Según pasaban los días, los 350 diputados del Congreso exhibían mayores diferencias y discrepancias. El débil Gobierno que encabeza Pedro Sánchez perdía el apoyo de sus socios de investidura. Cada prórroga del Estado de Alarma se le complicaba más a un Ejecutivo que también empezaba a sufrir las caceroladas de miles de ciudadanos que discrepan de su gestión de la crisis sanitaria y económica. “Se han puesto más multas que test se han hecho”.
El enfrentamiento entre administraciones públicas y la tensión en la calle castigan a una sociedad cada vez más vulnerable, cansada y angustiada. La España de hoy es la España desgraciada de tantas veces en nuestra historia contemporánea, la que carece de proyecto de país, la que no plantea un futuro halagüeño y la que solo le queda el reto de la supervivencia. En esta España desunida emergen otra vez las dos Españas, las miles de pequeñas Españas que quieren lo suyo.

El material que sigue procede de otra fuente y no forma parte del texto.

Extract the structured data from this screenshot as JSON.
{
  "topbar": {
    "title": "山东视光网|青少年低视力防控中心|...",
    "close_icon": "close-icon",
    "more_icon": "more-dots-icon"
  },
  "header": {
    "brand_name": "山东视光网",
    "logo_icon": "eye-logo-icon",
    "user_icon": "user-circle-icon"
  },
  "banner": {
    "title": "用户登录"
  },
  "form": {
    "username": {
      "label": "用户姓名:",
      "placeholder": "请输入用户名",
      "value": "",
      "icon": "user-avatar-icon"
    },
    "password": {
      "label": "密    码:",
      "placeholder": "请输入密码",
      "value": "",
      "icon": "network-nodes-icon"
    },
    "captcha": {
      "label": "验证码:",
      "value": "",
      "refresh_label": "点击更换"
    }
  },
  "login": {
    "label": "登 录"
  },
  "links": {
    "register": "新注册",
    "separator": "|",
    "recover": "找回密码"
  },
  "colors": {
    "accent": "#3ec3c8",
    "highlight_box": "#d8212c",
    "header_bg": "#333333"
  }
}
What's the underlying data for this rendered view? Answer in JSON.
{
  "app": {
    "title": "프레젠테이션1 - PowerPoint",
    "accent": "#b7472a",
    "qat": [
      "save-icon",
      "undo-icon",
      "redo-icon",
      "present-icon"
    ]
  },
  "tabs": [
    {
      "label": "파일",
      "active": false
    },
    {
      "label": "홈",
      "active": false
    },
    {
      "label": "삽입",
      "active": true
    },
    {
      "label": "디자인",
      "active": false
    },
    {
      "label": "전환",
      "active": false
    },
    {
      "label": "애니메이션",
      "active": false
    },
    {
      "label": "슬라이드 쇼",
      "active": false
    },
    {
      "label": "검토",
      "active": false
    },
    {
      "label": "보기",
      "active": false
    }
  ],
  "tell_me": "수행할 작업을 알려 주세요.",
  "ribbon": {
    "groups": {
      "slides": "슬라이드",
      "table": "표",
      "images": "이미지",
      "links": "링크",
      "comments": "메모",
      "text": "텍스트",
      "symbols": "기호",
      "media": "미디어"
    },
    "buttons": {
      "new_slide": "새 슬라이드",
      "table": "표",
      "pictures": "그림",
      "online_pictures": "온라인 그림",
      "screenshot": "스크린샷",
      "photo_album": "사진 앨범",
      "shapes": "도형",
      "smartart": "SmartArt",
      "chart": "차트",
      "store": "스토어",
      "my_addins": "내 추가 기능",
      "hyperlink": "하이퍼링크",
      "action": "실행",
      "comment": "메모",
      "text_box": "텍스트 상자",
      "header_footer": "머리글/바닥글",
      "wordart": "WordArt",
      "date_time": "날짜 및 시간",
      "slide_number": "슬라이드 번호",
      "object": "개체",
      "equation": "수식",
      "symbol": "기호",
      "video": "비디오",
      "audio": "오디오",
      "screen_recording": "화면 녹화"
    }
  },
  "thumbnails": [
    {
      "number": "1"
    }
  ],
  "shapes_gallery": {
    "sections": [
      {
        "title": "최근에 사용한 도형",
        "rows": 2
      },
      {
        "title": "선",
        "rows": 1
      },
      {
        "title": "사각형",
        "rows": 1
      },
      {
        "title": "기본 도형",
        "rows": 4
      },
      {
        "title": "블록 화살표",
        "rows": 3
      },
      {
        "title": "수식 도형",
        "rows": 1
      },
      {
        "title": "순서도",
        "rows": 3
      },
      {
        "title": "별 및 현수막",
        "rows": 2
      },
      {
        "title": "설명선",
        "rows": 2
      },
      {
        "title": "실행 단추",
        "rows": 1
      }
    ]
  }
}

Las manifestaciones contra la gestión del gobierno que empezaron en las zonas más ricas de la capital se han extendido al resto de Madrid y por toda España. Estas protestas, controladas primero por la policía, han sido contestadas por diferentes colectivos que las tildan de “fascistas” o tratan de deslegitimarlas por la supuesta condición social de quienes acuden a ellas. Sin embargo, de la calle Núñez de Balboa han saltado a Alcorcón, Leganés o Getafe.
Algunas de las imágenes vistas en los últimos días reflejan un peligroso enfrentamiento: contrarios y partidarios del Gobierno (o contrarios a los contrarios) se concentran en las mismas plazas y calles. Sus encuentros no siempre transcurren de forma pacífica.
La incertidumbre de los españoles es cada vez mayor: cientos de miles han perdido su empleo, otros miles más se encuentran en situación de ERTE, miles de autónomos han decidido no abrir sus negocios hasta que la situación se haya normalizado y otros, por desgracia, no les ha quedado más remedio que echar el cierre definitivo. Millones de españoles están cobrando ayudas o pensiones de un estado cada vez más endeudado. Miles de ciudadanos hasta ahora silenciosos han decidido echarse a la calle para denunciar esta situación. Otro miles, por el contrario, censuran las manifestaciones y a quienes las secundan mientras les afean el ejercicio de tal derecho.
Lo que parece tan evidente como triste es que las cicatrices que parecían estar curando en nuestro país están más vivas que nunca. La normalidad tardará en volver a un país desolado política, económica y socialmente. Mientras tanto, más españoles necesitan acudir a organizaciones benéficas para salir adelante, la tensión entre vecinos se dispara y ningún partido político ofrece soluciones desde la lealtad y el rigor.
Tenemos una última oportunidad de volver a estar unidos, de mostrar que el virus no ha podido con nuestro espíritu de concordia y acuerdo. España puede volver a demostrar que sus problemas no están en elegir entre rojos y azules o entre verdes y morados. Toca unirse otra vez. Toca, entre todos, elevar a esta España maltrecha hacia nuevos horizontes prósperos.
No olvidemos nunca a nuestros muertos ni a nuestros héroes. Aprendamos de los errores, que ha habido muchos y de todos. Salgamos, de verdad, más unidos que nunca. Estamos a tiempo.